When SDI was first conceived, it was intended as an integral part of a war-fighting strategy; it was to be the shield behind which the US could shelter from Soviet retaliation after delivering its own first strike. Insuperable technical problems have been encountered in attempting to develop such a device, however, and military planners recently conceded that it is not a feasible objective for the foreseeable future. Instead of a massive space security shield protecting US cities, they now plan only to protect vital military installations, and still reckon only to be able to destroy 30 per cent of an all-out Soviet strike, or some 1,300 warheads.

There is more than one way to skin a cat. however. Suppose that the Soviet nuclear arsenal could be cut in half, to some 2,800 land-based warheads and 600 submarine launched ones. Suppose also that the new US missiles could be expected to destroy even half of the remaining forces in a first strike (bearing in mind that five out of six Soviet submarines are stuck in port at any one time and therefore highly vulnerable. This leaves the number of warheads available for a retaliatory Soviet strike at a number which the new slimmed-down SDI might be expected to deal with. The enthusiasm of the military for a treaty which would cut both sides' arsenals by 50 per cent whilst leaving the US free to develop and deploy its own devastating new weapons is thus readily apparent.

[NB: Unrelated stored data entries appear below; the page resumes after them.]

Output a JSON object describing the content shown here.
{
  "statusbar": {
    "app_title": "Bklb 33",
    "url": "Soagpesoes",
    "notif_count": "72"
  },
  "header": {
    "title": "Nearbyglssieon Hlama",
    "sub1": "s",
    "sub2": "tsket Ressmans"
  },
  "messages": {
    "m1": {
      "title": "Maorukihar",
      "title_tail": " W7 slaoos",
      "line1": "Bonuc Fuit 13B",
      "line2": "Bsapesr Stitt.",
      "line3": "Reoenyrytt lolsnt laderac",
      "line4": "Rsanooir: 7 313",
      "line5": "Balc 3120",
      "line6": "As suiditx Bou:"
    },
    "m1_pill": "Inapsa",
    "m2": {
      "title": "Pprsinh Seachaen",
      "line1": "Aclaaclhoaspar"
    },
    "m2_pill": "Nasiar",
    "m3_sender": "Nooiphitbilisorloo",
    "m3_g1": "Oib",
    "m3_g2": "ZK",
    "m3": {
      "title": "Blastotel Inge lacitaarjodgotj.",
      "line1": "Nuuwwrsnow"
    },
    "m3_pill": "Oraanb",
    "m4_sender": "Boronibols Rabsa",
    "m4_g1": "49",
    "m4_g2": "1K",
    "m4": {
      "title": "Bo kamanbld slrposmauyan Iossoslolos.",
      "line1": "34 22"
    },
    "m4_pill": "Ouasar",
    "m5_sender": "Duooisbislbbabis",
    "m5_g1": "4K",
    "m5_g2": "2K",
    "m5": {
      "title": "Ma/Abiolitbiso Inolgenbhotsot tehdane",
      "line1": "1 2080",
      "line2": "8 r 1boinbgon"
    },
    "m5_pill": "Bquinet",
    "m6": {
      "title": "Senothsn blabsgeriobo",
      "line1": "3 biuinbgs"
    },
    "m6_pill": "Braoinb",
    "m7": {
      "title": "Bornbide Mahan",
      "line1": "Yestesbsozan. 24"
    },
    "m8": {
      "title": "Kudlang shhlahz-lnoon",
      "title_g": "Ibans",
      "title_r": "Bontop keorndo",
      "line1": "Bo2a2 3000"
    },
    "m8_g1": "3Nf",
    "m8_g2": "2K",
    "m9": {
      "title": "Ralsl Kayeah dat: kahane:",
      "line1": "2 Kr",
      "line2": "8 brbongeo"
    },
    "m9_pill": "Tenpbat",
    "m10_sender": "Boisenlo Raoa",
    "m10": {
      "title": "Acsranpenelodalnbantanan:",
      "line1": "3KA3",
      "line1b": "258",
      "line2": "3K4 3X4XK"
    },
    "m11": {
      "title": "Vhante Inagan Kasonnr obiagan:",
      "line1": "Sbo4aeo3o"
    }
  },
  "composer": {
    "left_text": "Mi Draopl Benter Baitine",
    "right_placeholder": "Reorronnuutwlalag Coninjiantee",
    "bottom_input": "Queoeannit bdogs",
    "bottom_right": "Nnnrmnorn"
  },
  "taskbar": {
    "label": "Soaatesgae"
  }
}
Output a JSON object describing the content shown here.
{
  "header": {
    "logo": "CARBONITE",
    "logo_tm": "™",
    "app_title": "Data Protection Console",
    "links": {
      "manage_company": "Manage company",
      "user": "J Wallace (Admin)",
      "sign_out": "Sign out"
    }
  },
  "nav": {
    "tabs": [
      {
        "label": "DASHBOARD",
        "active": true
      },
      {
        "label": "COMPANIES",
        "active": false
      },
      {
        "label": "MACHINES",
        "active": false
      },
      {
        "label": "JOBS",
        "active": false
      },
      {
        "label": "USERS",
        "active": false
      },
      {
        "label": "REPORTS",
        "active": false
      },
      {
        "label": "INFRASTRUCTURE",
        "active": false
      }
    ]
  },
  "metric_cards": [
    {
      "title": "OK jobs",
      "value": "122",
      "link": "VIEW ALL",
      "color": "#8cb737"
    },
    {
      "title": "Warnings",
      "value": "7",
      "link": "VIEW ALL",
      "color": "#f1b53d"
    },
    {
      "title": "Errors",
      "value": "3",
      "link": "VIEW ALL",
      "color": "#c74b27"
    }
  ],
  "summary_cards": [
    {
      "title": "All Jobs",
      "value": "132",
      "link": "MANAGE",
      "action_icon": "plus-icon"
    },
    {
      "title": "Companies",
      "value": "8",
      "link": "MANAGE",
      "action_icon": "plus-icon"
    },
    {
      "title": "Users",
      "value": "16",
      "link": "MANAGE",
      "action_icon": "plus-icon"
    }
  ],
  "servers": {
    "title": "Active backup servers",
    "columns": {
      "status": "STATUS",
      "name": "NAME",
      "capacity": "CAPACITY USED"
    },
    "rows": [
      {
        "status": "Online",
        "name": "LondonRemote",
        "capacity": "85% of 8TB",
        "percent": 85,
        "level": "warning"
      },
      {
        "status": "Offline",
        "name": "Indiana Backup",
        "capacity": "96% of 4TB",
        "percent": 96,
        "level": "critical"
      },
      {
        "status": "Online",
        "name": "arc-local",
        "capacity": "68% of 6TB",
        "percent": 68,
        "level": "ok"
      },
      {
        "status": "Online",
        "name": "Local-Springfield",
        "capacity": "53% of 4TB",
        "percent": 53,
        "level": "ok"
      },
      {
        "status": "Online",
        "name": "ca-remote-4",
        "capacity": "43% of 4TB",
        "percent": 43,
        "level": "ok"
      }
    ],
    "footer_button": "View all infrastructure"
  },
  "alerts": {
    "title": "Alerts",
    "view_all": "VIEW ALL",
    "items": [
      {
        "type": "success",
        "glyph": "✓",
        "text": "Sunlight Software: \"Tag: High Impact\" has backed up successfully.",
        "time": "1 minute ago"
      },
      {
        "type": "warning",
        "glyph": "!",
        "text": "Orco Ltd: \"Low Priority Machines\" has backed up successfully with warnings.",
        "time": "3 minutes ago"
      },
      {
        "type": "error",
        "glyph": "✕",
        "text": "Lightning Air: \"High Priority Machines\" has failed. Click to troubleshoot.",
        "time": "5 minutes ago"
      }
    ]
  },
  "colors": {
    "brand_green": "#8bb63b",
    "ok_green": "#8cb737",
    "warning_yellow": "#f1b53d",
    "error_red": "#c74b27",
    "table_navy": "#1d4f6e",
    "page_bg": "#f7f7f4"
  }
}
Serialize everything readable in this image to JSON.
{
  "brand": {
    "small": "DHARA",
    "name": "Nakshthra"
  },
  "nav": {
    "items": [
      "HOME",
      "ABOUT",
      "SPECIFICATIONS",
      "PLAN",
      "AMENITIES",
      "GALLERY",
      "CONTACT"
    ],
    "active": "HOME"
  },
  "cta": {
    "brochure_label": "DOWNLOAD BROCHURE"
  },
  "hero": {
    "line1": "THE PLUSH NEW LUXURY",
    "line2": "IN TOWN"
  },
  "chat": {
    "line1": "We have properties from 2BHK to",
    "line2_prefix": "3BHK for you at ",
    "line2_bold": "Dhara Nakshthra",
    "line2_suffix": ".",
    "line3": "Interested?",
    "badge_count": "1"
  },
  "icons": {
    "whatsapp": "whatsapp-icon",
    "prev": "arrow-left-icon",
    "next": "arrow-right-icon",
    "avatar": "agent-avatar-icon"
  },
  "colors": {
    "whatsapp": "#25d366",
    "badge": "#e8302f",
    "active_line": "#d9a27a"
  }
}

The change in the US approach to the Geneva arms talks, therefore, has nothing to do with the changing whims of its leaders, and still less to do with the influence of the peace movement. Rather, it has to do with material factors; the weakness of American capitalism, which necessitates cutbacks in non-competitive production, and the capabilities and limitations of the available technology. This much is conceded by Professor Paul Rogers, a leading spokesman for CND, in a recent article in the New Statesman (8 April). What, however, is to be done about it? Rogers is reduced to calling for yet more campaigning for a test ban and a freeze in the deployment of new weapons; this is apparently "the best that can be hoped for". But military power and its related technology are the necessary accompaniments of the rivalry between competing capitalist and state capitalist blocks. The murderous technologies and strategies of nuclear war do not have an existence outside of this struggle, and cannot be eliminated without first tackling the antisocial system of which they are simply the most terrifying symbols.